The halving is part of the coin’s deflationary nature, with less coins hitting the market as Litecoin slowly moves toward its total supply of 84,000,000 LTC.
Charlie Lee, the creator of Litecoin, recently discussed the impact the halving could have on miners and the price of LTC.
“The halvening is always kind of a shock to the system. When the mining rewards get cut in half, some miners will not be profitable and they will shut off their machine. If a big percentage does that, then blocks will slow down for some time. For Litecoin it’s three and a half days before the next change, so possibly like seven days of slower blocks, and then after that, the difficulty will readjust and everything will be fine.
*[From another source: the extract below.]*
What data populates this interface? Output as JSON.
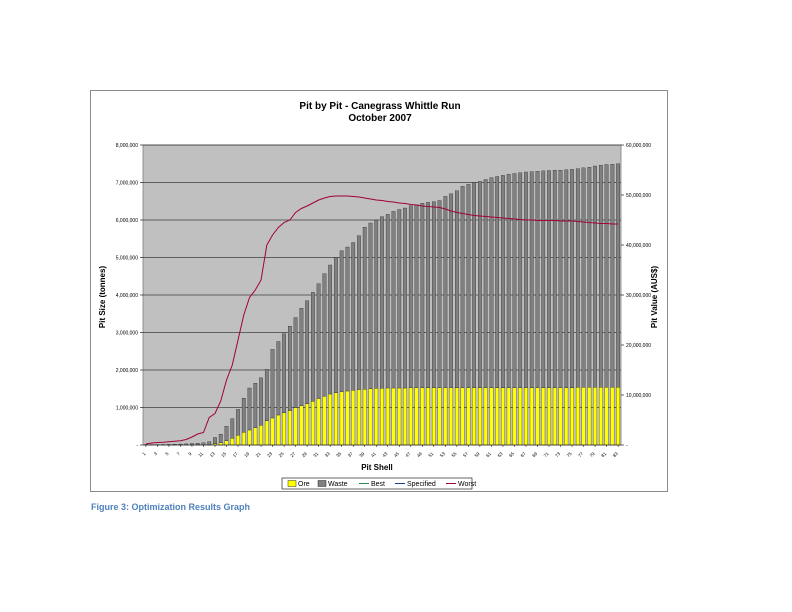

In terms of the price, the halvening should be priced in because everyone knows about it since the beginning. But the thing is people kind of expect the price to go up. So a lot of people are buying in because they expect the price to go up and that’s kind of a self-fulfilling prophecy. So, because they’re buying in, the price does actually go up.”
Although the halving could reduce miner participation, that’s not a given. After Litecoin’s 2015 halving, Litecoin miners didn’t opt out of LTC, with the currency’s hash rate dropping by 15% around the event but bouncing back about two weeks later, according to Binance Research.
CoinGecko keeps a second-by-second approximate countdown clock running for anyone interested in tracking the upcoming halving.